President Barack Obama. (AP Photo/Charles Dharapak)
“Many of you have been engaged in pushing Congress to pass the American Jobs Act. This is the only plan that -- out there -- that independent economists have said would put people to work right now,” Obama said on Wednesday, speaking to the African American Policy in Action Leadership Conference in Washington, D.C.
On Oct. 11, the Senate voted 50-49 to kill Obama’s $447-billion jobs package to spend more money on public employees and infrastructure. Democratic Sens. Ben Nelson of Nebraska and Joe Tester of Montana voted with every Senate Republican to defeat the bill. The Democrats hold a 53-to-47 majority in the Senate.
Democratic Senate leaders attempted to pass a separate bill, for $35 billion, to fund more public employees, but it failed after Democratic Sens. Mark Pryor of Arkansas, Nelson and Joe Lieberman of Connecticut (an independent who caucuses with Democrats) voted to block the jobs measure from coming to a vote.

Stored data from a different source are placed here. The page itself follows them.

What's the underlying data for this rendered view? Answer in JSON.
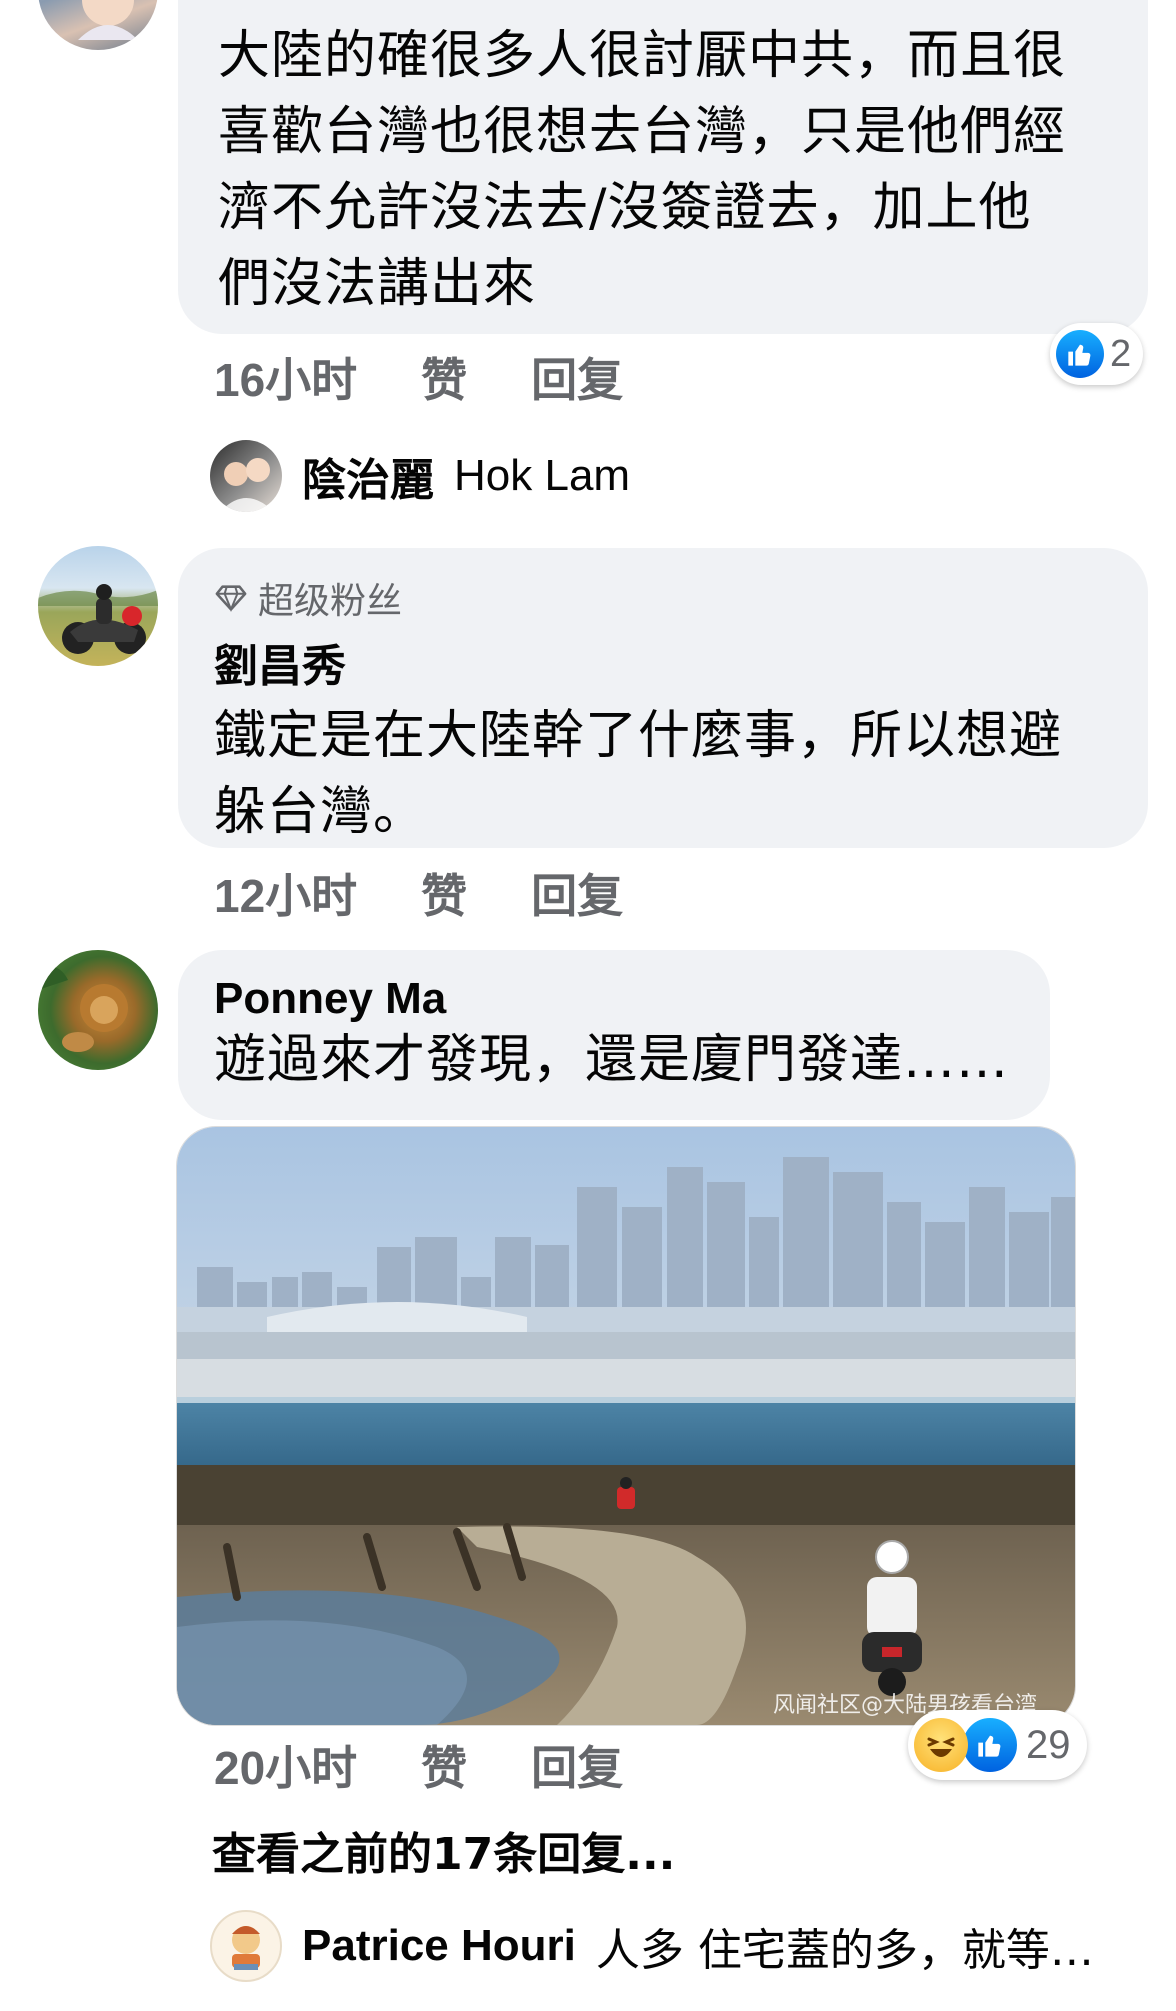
{
  "comments": [
    {
      "id": "c1",
      "text_lines": [
        "大陸的確很多人很討厭中共，而且很",
        "喜歡台灣也很想去台灣，只是他們經",
        "濟不允許沒法去/沒簽證去，加上他",
        "們沒法講出來"
      ],
      "time": "16小时",
      "like_label": "赞",
      "reply_label": "回复",
      "reaction_count": "2"
    },
    {
      "id": "c2",
      "badge": "超级粉丝",
      "author": "劉昌秀",
      "text_lines": [
        "鐵定是在大陸幹了什麼事，所以想避",
        "躲台灣。"
      ],
      "time": "12小时",
      "like_label": "赞",
      "reply_label": "回复"
    },
    {
      "id": "c3",
      "author": "Ponney Ma",
      "text_lines": [
        "遊過來才發現，還是廈門發達……"
      ],
      "image_watermark": "风闻社区@大陆男孩看台湾",
      "time": "20小时",
      "like_label": "赞",
      "reply_label": "回复",
      "reaction_count": "29"
    }
  ],
  "reply_preview_1": {
    "author": "陰治麗",
    "text": "Hok Lam"
  },
  "view_previous_replies": "查看之前的17条回复...",
  "reply_preview_2": {
    "author": "Patrice Houri",
    "text": "人多 住宅蓋的多，就等…"
  },
  "colors": {
    "bubble": "#f0f2f5",
    "meta_text": "#65676b",
    "like_blue": "#1877f2"
  }
}
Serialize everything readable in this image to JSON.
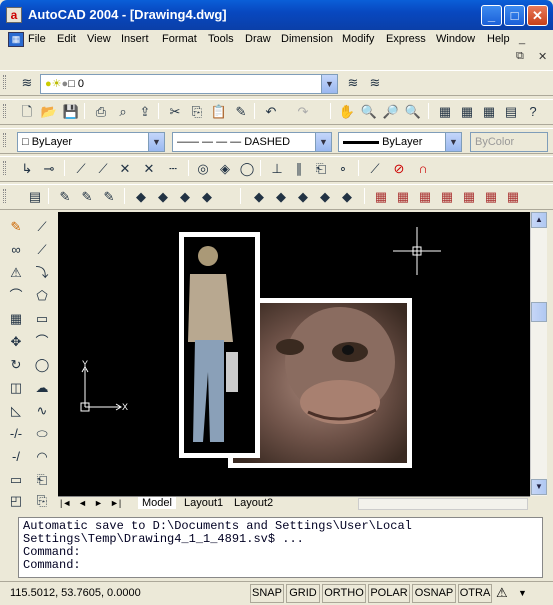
{
  "window": {
    "app_icon": "a",
    "title": "AutoCAD 2004 - [Drawing4.dwg]"
  },
  "menubar": {
    "items": [
      "File",
      "Edit",
      "View",
      "Insert",
      "Format",
      "Tools",
      "Draw",
      "Dimension",
      "Modify",
      "Express",
      "Window",
      "Help"
    ],
    "doc_icon": "document-icon"
  },
  "layers": {
    "current_layer": "0"
  },
  "properties": {
    "color": "ByLayer",
    "linetype": "DASHED",
    "lineweight": "ByLayer",
    "plotstyle": "ByColor"
  },
  "layout_tabs": [
    "Model",
    "Layout1",
    "Layout2"
  ],
  "command_window": {
    "lines": [
      "Automatic save to D:\\Documents and Settings\\User\\Local",
      "Settings\\Temp\\Drawing4_1_1_4891.sv$ ...",
      "Command:"
    ],
    "prompt": "Command:"
  },
  "status": {
    "coords": "115.5012, 53.7605, 0.0000",
    "toggles": [
      "SNAP",
      "GRID",
      "ORTHO",
      "POLAR",
      "OSNAP",
      "OTRA"
    ]
  },
  "ucs": {
    "x_label": "X",
    "y_label": "Y"
  }
}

Dome of U.S. Capitol building. (AP Photo.)
Obama again asserted that the bill would “grow the economy by as much as an additional 2 percent of GDP” and “put as many as 1.9 million people back to work.”
Though Obama said his plan would grow the economy by 2 percent, the legislation’s $447 billion price tag is 2.97 percent of the gross domestic product (GDP), which is a total $15.012 trillion, according to the federal Bureau of Economic Analysis. Further, if law did create 1.9 million jobs, the $447-billion cost would equal $235,263 per job.